With certain exceptions, no adjustment in the Purchase Price
will be required until cumulative adjustments require an
adjustment of at least 1% in such Purchase Price. No fractional
Shares will be issued and in lieu thereof, an adjustment in cash
will be made based on the market price of the Shares on the last
trading day prior to the date of exercise.
Redemption of Rights
At any time prior to the 10th day following the Share
Acquisition Date (unless extended by the Company), the Board of
Directors of the Company may redeem the Rights in whole, but not
in part, at a price of $.001 per Right (the "Redemption Price").
In that connection, the amount payable to any holder of the
Rights will be rounded up to the nearest $.01. Payments of less
than $1.00 will be sent to holders of the Rights only if the
particular holder entitled to the payment specifically requests
that the payment be sent. Immediately upon the action of the
Company ordering redemption of the Rights, the right to exercise
the Rights will terminate and the only right of the holders of
Rights will be to receive the Redemption Price.
Exchange of Rights
After the Distribution Date and prior to the time an
Acquiring Person has acquired 50% or more of the then outstanding
Shares, the Company may require that some or all of the Rights be
exchanged on a one for one basis (subject to adjustment for stock
splits, stock dividends and other similar transactions) for
Shares. To the extent that Rights are required to be exchanged
for Shares, the right to exercise those Rights will terminate and
the only right of the holder thereof will be to exchange those
Rights for Shares.
Amendments
The terms of the Rights may be amended by the Company
without the consent of the holders of the Rights, including an
amendment to extend the period during which the rights may be
redeemed, except that after the Distribution Date no such
amendment may otherwise adversely affect the interests of the
holders of the Rights. In the event an Acquiring Person, after
triggering the redemption option of the Company, reduces its
shareholdings to less than 15% then the redemption rights are
reinstated.
No Rights as a Shareholder
Until a Right is exercised, the holder thereof, as such,
will have no rights as a shareholder of the Company, including,
without limitation, the right to vote or to receive dividends.
Effect of Rights
The Rights will not prevent a takeover of the Company. The
Rights, however, may cause substantial dilution to a person or
group that acquires 15% or more of the Common Stock unless the
Rights are first redeemed by the Board of Directors of the
Company. Nevertheless, the Rights should not interfere with a
transaction that is in the best interests of the Company and its
shareholders because the Rights can be redeemed as herein
described before the consummation of such transaction.

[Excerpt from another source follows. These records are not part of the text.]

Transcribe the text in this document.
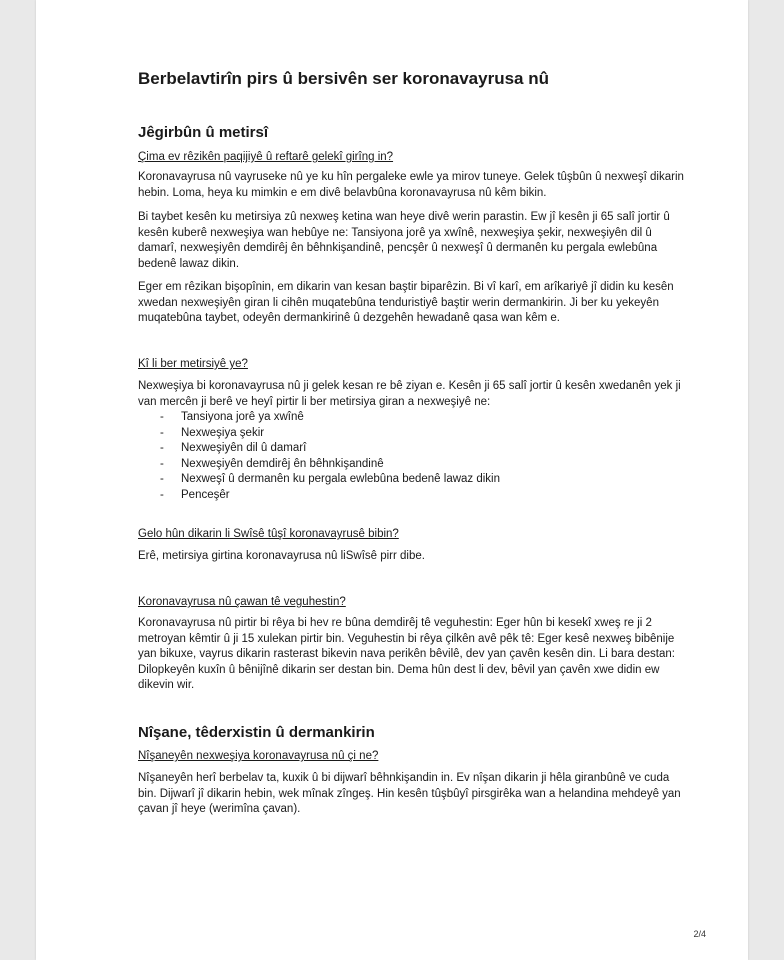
Berbelavtirîn pirs û bersivên ser koronavayrusa nû
Jêgirbûn û metirsî

Çima ev rêzikên paqijiyê û reftarê gelekî girîng in?

Koronavayrusa nû vayruseke nû ye ku hîn pergaleke ewle ya mirov tuneye. Gelek tûşbûn û nexweşî dikarin hebin. Loma, heya ku mimkin e em divê belavbûna koronavayrusa nû kêm bikin.

Bi taybet kesên ku metirsiya zû nexweş ketina wan heye divê werin parastin. Ew jî kesên ji 65 salî jortir û kesên kuberê nexweşiya wan hebûye ne: Tansiyona jorê ya xwînê, nexweşiya şekir, nexweşiyên dil û damarî, nexweşiyên demdirêj ên bêhnkişandinê, pencşêr û nexweşî û dermanên ku pergala ewlebûna bedenê lawaz dikin.

Eger em rêzikan bişopînin, em dikarin van kesan baştir biparêzin. Bi vî karî, em arîkariyê jî didin ku kesên xwedan nexweşiyên giran li cihên muqatebûna tenduristiyê baştir werin dermankirin. Ji ber ku yekeyên muqatebûna taybet, odeyên dermankirinê û dezgehên hewadanê qasa wan kêm e.

Kî li ber metirsiyê ye?

Nexweşiya bi koronavayrusa nû ji gelek kesan re bê ziyan e. Kesên ji 65 salî jortir û kesên xwedanên yek ji van mercên ji berê ve heyî pirtir li ber metirsiya giran a nexweşiyê ne:

- Tansiyona jorê ya xwînê
- Nexweşiya şekir
- Nexweşiyên dil û damarî
- Nexweşiyên demdirêj ên bêhnkişandinê
- Nexweşî û dermanên ku pergala ewlebûna bedenê lawaz dikin
- Penceşêr

Gelo hûn dikarin li Swîsê tûşî koronavayrusê bibin?

Erê, metirsiya girtina koronavayrusa nû liSwîsê pirr dibe.

Koronavayrusa nû çawan tê veguhestin?

Koronavayrusa nû pirtir bi rêya bi hev re bûna demdirêj tê veguhestin: Eger hûn bi kesekî xweş re ji 2 metroyan kêmtir û ji 15 xulekan pirtir bin. Veguhestin bi rêya çilkên avê pêk tê: Eger kesê nexweş bibênije yan bikuxe, vayrus dikarin rasterast bikevin nava perikên bêvilê, dev yan çavên kesên din. Li bara destan: Dilopkeyên kuxîn û bênijînê dikarin ser destan bin. Dema hûn dest li dev, bêvil yan çavên xwe didin ew dikevin wir.

Nîşane, têderxistin û dermankirin

Nîşaneyên nexweşiya koronavayrusa nû çi ne?

Nîşaneyên herî berbelav ta, kuxik û bi dijwarî bêhnkişandin in. Ev nîşan dikarin ji hêla giranbûnê ve cuda bin. Dijwarî jî dikarin hebin, wek mînak zîngeş. Hin kesên tûşbûyî pirsgirêka wan a helandina mehdeyê yan çavan jî heye (werimîna çavan).

2/4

Item 5. Interests of Named Experts and Counsel.
The legality of the Common Stock offered pursuant to this
registration statement has been passed upon for the Company by
Anthony J. Alexander, Esq., Executive Vice President and General
Counsel for the Company. Mr. Alexander is an officer of the
Company and a holder of shares (and options to purchase shares)
of Common Stock of the Company. As o March 23, 1998, Mr.
Alexander owned 13,130 shares of Common Stock of the Company.
Item 6. Indemnification of Directors and Officers.
Section 170.13(E) of the Ohio Statute gives a
corporation incorporated under the laws of Ohio power to
indemnify any person who is or has been a director, officer or
employee of that corporation, or of another corporation at the
request of that corporation, against expenses, judgments, fines
and amounts paid in settlement actually and reasonably incurred
by him in connection with any threatened, pending or completed
action, suit or proceeding, criminal or civil, to which he is or
may be made a party because of being or having been such
director, officer or employee, provided that in connection
therewith, such person is determined to have acted in good faith
in what he reasonably believed to be in or not opposed to the
best interest of the corporation of which he is a director,
officer or employee, without reasonable cause, in the case of a
criminal matter, to believe that his conduct was unlawful. The
determination as to the conditions precedent to the permitted
indemnification of such person is made by the directors of the
indemnifying corporation acting at a meeting at which, for the
purpose, any director who is a party to or threatened with any
such action, suit or proceeding may not be counted in determining
the existence of a quorum and may not vote. If, because of the
foregoing limitations, the directors are unable to act in this
regard, such determination may be made by the majority vote of
the corporation's voting shareholders (or without a meeting upon
two-thirds written consent of such shareholders), by judicial
proceeding or by written opinion of legal counsel not retained by
the corporation or any person to be indemnified during the five
years preceding the date of determination.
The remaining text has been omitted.